Japan will invest more in European Financial Stability Facility (EFSF) bonds if needed, after purchasing some 20 percent of them issued since January, Finance Minister Yoshihiko Noda told reporters.
"We'd like to contribute to (the emergency lending facility) at the same pace if that could help stabilise the economies of the EU," Noda said.
His comments came after eurozone leaders struck a deal on a new bailout package for Greece worth 109 billion euros ($155 billion) that will see banks and private investors also lend their support.
The EFSF bailout fund will be allowed to act pre-emptively to prevent contagion including by helping refinance struggling countries' banks and buying their bonds more cheaply on so-called secondary markets.
Japan bought a total of 2.68 billion euros ($3.8 billion) of EFSF bonds in January and June, according to the finance ministry.
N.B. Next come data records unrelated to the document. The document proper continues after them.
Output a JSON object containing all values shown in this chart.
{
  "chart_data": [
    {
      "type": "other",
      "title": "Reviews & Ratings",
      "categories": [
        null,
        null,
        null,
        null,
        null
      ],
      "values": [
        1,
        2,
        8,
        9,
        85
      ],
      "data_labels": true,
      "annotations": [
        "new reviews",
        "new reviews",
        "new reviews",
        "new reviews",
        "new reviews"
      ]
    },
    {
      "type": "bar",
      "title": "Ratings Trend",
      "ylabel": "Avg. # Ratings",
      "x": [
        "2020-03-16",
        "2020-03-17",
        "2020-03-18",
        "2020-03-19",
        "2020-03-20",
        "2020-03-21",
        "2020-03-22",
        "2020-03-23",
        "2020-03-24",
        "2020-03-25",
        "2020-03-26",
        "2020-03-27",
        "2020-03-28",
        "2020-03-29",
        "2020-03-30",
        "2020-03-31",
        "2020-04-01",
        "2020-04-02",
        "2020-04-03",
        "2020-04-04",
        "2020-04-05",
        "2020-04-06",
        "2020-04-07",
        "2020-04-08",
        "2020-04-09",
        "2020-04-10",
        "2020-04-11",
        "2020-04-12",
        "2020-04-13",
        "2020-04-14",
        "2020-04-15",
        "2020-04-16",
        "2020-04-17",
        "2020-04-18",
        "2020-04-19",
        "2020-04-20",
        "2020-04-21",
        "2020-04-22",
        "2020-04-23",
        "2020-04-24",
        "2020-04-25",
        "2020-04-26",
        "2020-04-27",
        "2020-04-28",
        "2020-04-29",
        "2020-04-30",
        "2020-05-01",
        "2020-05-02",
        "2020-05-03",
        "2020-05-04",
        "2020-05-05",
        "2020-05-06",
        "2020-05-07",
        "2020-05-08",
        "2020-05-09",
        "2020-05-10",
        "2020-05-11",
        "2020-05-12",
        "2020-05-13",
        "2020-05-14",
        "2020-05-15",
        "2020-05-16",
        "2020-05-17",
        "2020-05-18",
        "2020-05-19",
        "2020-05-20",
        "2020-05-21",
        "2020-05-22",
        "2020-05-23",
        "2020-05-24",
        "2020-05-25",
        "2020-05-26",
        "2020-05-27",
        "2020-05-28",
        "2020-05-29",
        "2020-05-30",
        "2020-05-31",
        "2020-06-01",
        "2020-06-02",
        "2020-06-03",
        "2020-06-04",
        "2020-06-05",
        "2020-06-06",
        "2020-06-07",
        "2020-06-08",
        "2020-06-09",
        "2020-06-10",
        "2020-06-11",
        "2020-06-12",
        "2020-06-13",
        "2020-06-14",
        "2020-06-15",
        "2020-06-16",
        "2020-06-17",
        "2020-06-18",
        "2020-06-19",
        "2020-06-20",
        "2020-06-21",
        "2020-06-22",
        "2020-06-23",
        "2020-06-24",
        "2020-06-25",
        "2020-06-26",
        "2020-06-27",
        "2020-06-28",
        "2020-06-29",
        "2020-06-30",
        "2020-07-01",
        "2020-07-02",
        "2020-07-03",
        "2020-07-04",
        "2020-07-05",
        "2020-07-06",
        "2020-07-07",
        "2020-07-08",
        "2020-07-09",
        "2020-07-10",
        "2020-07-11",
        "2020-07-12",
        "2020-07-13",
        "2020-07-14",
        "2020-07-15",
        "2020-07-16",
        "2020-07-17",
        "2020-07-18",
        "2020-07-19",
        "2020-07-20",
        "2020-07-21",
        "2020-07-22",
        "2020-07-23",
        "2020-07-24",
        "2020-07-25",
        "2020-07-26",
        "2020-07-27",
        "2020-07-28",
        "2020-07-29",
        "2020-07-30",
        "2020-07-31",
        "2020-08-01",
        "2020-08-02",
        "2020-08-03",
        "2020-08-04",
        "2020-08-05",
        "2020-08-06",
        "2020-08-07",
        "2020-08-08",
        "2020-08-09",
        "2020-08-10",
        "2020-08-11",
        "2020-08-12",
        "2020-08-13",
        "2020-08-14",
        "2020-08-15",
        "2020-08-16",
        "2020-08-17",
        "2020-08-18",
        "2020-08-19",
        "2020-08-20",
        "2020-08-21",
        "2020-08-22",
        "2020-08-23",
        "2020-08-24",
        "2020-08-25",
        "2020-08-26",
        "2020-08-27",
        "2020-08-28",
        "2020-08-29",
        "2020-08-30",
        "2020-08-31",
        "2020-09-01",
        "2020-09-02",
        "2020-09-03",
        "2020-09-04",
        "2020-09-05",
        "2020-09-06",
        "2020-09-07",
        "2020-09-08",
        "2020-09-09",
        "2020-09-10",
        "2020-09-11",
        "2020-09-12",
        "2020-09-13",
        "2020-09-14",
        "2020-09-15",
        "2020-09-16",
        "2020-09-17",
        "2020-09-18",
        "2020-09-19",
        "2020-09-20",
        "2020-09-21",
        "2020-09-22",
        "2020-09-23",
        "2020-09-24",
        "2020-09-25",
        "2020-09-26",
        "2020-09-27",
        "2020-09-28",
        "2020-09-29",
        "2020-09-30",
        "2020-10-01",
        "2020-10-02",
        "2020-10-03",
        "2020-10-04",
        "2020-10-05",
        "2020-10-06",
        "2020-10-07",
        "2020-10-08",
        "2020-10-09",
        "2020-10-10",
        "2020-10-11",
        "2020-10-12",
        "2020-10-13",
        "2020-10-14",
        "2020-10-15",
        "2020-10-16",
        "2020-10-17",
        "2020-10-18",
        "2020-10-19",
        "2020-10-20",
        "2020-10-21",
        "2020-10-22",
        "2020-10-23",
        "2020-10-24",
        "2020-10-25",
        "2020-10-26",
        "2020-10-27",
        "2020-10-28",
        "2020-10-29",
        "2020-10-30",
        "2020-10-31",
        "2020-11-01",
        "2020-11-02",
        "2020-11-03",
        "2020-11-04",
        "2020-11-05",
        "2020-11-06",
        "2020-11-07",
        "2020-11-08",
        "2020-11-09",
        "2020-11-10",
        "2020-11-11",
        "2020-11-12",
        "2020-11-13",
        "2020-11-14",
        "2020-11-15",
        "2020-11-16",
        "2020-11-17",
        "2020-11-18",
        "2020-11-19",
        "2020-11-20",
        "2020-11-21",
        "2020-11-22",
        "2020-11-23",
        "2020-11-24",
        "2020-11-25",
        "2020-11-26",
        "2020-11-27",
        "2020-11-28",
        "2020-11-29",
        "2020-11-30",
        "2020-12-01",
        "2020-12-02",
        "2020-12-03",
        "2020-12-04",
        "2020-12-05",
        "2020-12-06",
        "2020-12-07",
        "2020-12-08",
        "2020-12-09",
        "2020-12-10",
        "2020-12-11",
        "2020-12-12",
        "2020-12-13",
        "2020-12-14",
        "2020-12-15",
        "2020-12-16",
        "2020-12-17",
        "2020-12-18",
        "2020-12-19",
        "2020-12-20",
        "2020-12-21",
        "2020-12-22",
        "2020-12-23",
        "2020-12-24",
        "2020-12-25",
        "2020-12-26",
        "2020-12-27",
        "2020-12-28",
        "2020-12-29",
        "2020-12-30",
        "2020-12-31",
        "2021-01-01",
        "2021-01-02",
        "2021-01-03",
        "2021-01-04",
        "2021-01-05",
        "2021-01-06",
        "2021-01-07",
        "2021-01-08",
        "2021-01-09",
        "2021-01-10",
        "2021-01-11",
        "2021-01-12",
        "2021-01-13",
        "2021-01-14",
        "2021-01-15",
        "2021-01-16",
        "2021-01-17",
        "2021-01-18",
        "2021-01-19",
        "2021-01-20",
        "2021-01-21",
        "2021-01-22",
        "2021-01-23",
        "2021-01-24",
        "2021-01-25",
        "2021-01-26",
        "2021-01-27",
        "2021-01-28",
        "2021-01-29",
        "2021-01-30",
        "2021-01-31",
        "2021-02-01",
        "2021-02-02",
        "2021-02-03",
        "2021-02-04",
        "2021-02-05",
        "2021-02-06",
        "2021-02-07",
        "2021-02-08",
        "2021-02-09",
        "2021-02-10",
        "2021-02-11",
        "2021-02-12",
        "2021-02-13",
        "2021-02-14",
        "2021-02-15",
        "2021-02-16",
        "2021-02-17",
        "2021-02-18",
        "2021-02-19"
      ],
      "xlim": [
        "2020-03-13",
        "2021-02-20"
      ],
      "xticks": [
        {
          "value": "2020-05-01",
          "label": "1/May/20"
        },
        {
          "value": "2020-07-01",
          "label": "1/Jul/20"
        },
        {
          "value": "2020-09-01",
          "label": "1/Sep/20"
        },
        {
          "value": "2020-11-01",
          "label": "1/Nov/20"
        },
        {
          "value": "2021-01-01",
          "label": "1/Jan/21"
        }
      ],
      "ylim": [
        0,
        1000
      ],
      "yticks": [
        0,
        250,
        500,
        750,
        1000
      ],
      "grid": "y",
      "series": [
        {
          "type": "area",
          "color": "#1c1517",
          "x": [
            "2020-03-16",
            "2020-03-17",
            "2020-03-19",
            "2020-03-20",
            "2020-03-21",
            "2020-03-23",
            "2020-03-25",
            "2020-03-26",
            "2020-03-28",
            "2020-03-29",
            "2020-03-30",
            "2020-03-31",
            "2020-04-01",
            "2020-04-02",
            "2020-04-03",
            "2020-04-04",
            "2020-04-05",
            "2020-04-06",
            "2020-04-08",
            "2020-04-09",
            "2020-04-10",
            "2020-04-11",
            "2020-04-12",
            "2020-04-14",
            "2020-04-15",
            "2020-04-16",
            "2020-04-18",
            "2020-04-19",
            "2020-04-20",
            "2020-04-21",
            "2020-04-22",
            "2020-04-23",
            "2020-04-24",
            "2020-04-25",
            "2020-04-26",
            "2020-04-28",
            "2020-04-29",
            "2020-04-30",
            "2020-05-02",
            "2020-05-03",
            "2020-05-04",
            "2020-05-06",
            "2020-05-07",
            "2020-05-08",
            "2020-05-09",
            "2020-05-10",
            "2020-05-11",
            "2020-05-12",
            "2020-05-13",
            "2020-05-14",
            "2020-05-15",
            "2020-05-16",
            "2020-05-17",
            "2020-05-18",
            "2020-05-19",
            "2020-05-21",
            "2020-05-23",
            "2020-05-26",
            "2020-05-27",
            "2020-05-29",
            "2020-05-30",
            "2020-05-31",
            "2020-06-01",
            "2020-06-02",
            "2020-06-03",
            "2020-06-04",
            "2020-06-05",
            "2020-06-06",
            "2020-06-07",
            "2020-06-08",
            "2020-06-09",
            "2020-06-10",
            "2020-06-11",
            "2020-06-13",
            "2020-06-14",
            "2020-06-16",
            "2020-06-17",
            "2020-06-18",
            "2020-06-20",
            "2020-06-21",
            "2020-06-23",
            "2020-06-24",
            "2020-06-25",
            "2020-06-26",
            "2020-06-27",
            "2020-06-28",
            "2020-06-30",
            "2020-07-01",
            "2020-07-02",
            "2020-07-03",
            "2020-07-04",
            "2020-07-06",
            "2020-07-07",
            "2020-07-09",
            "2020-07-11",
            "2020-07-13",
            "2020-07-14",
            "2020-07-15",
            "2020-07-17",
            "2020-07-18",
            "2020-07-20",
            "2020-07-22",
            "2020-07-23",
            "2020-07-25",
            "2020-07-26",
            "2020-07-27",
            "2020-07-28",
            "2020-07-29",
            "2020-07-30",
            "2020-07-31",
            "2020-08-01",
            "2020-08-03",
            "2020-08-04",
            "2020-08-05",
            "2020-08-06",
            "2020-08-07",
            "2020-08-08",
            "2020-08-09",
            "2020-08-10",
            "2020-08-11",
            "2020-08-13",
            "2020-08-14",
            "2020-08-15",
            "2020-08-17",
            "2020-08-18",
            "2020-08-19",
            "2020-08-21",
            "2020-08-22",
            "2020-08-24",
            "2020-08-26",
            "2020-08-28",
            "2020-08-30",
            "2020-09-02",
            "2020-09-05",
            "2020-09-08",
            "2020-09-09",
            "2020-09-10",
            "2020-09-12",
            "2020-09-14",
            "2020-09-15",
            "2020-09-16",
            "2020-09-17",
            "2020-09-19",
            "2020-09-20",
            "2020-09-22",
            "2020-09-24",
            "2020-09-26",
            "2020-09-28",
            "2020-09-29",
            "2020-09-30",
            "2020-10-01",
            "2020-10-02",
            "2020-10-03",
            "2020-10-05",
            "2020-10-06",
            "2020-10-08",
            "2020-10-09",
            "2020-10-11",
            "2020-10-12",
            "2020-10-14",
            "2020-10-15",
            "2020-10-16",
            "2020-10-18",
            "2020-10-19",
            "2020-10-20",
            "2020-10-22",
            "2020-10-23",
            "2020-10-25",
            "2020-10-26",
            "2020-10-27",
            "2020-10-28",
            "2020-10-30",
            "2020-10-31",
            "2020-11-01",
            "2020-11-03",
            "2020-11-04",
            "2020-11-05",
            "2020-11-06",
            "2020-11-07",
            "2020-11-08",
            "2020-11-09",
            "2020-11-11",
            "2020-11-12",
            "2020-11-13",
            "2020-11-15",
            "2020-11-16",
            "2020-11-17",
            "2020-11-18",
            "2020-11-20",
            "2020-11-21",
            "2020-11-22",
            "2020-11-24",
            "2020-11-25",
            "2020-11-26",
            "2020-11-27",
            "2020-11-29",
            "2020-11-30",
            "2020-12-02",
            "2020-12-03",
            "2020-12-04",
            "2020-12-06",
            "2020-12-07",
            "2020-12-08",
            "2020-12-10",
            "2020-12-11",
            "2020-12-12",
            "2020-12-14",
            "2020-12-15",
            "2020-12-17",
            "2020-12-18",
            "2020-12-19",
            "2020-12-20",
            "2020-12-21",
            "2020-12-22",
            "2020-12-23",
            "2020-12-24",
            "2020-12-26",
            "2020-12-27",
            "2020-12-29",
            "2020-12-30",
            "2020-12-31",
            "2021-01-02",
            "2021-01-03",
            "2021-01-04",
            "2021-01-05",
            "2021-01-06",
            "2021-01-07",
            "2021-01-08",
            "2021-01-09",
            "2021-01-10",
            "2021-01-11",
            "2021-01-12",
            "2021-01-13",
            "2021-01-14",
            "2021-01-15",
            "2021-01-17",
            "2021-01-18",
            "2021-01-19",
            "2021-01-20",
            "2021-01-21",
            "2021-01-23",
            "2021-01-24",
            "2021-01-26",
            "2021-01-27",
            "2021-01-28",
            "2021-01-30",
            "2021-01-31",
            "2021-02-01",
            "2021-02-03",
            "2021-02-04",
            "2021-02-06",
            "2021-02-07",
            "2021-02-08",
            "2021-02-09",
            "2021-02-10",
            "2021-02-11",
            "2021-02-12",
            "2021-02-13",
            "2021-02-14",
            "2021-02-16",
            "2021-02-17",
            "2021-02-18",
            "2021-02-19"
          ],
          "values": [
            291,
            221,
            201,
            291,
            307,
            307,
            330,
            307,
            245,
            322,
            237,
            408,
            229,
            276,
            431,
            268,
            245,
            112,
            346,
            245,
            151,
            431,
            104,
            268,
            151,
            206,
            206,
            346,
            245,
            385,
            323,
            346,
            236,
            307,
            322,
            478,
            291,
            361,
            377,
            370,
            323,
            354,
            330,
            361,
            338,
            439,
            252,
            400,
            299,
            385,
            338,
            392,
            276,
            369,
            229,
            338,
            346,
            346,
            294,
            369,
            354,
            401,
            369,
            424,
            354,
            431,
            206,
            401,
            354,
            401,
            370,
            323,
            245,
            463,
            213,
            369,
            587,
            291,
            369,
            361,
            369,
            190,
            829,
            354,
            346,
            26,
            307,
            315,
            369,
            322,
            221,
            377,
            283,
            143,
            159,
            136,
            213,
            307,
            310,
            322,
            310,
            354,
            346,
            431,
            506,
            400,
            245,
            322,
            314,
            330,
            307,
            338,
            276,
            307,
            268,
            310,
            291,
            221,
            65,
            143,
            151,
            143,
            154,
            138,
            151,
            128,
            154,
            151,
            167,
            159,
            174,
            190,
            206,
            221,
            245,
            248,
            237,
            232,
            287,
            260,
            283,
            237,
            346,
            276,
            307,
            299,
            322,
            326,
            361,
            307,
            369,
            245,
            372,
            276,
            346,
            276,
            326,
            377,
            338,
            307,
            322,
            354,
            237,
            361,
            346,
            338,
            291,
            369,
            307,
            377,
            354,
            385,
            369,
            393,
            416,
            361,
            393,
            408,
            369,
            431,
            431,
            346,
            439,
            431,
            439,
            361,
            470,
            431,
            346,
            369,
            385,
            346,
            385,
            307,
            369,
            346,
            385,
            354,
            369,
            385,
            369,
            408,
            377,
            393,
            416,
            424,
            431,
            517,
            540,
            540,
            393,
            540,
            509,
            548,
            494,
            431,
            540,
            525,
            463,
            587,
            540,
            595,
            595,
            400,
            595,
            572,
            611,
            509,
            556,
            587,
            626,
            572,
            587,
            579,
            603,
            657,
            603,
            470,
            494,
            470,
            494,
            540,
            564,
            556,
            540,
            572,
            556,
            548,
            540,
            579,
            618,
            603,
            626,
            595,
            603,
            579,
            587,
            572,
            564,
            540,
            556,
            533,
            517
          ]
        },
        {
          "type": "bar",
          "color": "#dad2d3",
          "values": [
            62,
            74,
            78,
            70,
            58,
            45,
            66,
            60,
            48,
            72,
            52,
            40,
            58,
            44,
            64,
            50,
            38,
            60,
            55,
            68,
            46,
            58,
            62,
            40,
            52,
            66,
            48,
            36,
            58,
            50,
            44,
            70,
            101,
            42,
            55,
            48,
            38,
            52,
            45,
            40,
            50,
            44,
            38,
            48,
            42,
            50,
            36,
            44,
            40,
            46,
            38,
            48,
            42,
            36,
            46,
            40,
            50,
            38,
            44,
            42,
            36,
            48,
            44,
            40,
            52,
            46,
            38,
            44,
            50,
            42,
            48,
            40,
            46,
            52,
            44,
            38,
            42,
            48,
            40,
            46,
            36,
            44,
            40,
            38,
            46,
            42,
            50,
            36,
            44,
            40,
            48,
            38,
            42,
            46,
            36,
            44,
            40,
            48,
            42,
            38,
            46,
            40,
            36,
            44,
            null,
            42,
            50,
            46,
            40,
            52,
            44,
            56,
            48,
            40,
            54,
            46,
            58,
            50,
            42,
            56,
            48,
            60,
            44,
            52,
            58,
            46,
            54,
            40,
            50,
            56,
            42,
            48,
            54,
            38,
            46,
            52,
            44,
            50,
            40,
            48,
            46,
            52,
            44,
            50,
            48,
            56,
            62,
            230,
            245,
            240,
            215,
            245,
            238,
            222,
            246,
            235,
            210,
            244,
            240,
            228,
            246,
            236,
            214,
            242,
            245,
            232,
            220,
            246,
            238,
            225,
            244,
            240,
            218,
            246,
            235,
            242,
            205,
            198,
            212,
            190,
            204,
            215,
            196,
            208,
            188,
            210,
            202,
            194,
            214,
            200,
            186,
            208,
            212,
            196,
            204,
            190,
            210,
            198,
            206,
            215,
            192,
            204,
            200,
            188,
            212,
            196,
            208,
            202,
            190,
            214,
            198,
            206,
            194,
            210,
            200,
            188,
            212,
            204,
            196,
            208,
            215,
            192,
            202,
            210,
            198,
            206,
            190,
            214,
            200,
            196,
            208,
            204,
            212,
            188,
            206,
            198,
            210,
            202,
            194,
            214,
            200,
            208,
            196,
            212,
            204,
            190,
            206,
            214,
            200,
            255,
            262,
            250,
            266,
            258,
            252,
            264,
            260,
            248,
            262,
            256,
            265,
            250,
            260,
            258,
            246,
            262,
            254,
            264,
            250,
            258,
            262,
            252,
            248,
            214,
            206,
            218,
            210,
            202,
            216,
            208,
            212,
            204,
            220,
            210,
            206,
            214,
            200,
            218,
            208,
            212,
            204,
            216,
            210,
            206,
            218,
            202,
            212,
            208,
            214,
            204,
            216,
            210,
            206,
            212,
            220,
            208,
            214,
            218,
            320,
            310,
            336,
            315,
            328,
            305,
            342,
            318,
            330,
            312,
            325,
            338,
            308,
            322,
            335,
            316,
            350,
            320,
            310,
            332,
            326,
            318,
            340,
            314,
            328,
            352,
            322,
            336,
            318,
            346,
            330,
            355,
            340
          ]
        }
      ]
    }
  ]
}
Noda also said he would keep a close watch on the currency market as the yen continues to move in a "one-sided" way.
The yen stayed strong in Tokyo midmorning trade, at 78.62 to the dollar against 78.43 in New York late Thursday.
But analysts said the chances of Japan's yen-selling intervention were still low with share prices holding firm.
"It's hard to expect Japanese intervention unless we see a clear negative impact to the Japanese economy, say, a plunge in stocks," said Osamu Takashima, Citibank Japan chief currency strategist.
The key Nikkei-225 index was up 0.76 percent Thursday morning as risk appetite grew after the Greek aid deal.
Japan's threats of intervention will not escalate "unless we see a sudden drop in Japanese shares," Barclays Capital strategist Yuki Sakasai said.